Talent vs. Creativity

Finally I want to quickly talk about talent and creativity as related but distinct concepts. Talent often refers to a natural ability or aptitude for a particular skill or activity. It can be thought of as a predisposition that may make learning and excelling in a certain area easier for an individual.

On the other hand, creativity is the ability to generate new ideas, concepts, or connections. Often in a way that is original or unconventional.

Some individuals have a natural talent for artistic expression, such as drawing or painting. Whereas creativity involves the generation of unique, innovative, and imaginative ideas. Creativity can be nurtured and developed through practice, exposure to diverse experiences, and the willingness to explore new ways of thinking and expressing oneself.

Therefore, while talent and creativity can complement each other, they are not entirely reliant on one another. It is possible for individuals with varying levels of talent to cultivate and enhance their creativity through dedicated practice and a willingness to experiment and explore new approaches to their art. 

So is Artistic Ability a Skill or a Talent?

I would say both.

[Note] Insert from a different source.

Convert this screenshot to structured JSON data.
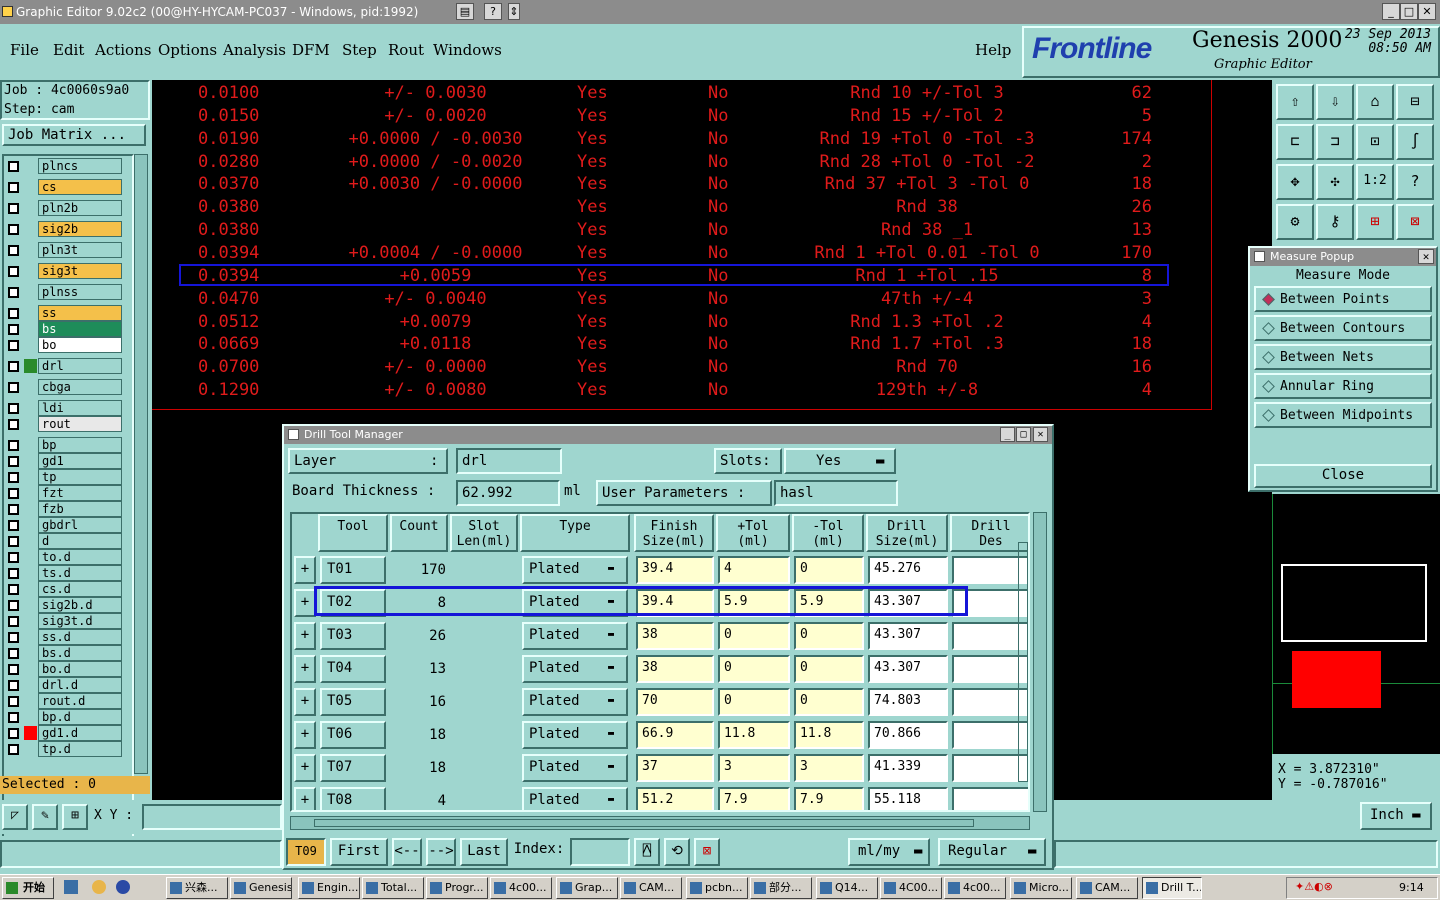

But I think you can learn to access your creativity which we all have and thus learn artistic ability through developing our art skills without any talent.  Am I saying there is no such thing as innate talent?  No, I'm sure people are predisposed to have a flare in one thing or another, a genetic factor and exposure during childhood, however…

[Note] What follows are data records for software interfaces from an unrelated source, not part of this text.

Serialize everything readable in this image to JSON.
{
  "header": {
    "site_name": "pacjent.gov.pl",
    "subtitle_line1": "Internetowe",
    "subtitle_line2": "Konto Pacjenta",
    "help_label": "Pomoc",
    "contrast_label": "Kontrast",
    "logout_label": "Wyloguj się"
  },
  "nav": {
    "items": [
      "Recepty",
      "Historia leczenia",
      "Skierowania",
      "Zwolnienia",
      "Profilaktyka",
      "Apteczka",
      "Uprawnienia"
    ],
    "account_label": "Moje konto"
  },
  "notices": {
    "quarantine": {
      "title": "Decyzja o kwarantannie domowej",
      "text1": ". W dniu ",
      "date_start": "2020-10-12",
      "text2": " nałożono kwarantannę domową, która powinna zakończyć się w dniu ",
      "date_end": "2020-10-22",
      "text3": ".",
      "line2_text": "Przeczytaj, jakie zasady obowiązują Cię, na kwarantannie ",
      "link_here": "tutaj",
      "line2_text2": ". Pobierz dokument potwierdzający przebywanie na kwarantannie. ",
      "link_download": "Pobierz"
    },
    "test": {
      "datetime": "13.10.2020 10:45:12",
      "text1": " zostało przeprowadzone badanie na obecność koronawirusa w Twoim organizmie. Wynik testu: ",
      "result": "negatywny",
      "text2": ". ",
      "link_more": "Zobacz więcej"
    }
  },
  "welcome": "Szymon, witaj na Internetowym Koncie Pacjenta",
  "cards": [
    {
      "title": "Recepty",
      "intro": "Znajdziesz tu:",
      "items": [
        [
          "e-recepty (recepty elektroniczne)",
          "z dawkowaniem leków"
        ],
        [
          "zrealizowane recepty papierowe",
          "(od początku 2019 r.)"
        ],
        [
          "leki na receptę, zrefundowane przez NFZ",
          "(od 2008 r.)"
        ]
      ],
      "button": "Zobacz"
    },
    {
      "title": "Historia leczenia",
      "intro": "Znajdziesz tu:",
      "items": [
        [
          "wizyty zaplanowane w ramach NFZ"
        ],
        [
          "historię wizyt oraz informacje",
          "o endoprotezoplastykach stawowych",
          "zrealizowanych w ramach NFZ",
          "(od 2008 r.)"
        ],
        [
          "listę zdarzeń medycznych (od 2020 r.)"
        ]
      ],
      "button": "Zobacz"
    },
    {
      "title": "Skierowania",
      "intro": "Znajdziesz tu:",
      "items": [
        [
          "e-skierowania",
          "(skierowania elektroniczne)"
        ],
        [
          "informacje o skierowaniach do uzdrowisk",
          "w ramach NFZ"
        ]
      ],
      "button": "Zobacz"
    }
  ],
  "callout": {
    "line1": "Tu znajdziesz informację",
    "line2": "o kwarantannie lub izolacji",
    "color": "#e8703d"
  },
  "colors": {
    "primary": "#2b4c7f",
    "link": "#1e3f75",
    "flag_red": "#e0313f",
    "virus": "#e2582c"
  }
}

I'll let you into a secret... an artists voice is about creativity and creativity is inbuilt in us all, you can be creative in the same way as you can walk and talk.  Do you know why I know? It is because creativity is the way we learn, it is the way we build our skills through play. As children we played, made up things, drew, painted and didn't worry about whether it was ‘good’ it was just learning.

And my next secret is this… I don't teach people to paint! I teach people to be more creative, because it's fun! Oh yes there is technique thrown in, that's a skill and can be taught but learning what you like to paint is the greatest joy so that is thrown into the mix too, and you do that yourself.

What I am saying is that artists can be made. I believe it is a myth that artists are talented (or not) from birth. In fact it is really obvious that we all have to develop skills, we all know that! To think you can paint a unique and mature piece of art with a complete understanding of who you are as an artist from birth is a strange concept... if you stop and think about it. It's why artists don't believe it! What we can all do from birth is create - all of us! We know this as it is how all our brains work, they create from young, they learn to analyse as they get older. And that's why very young children can paint, some will have an innate talent for a particular aspect of art as in all of life but they all can paint and so can we.

So next time you create a piece of art that is not great then remember its all part of the process, learning means failing and an artist is only someone who has failed more times than you have painted.  A great artist embraces failure, starts to welcome the times it goes wrong because there is the greatest learning and the accidents are the discoveries that make unique art. So if you want to paint do it, it's fun, frustrating at times but always rewarding if you give it time and let it unfold. Can't wait to see your art!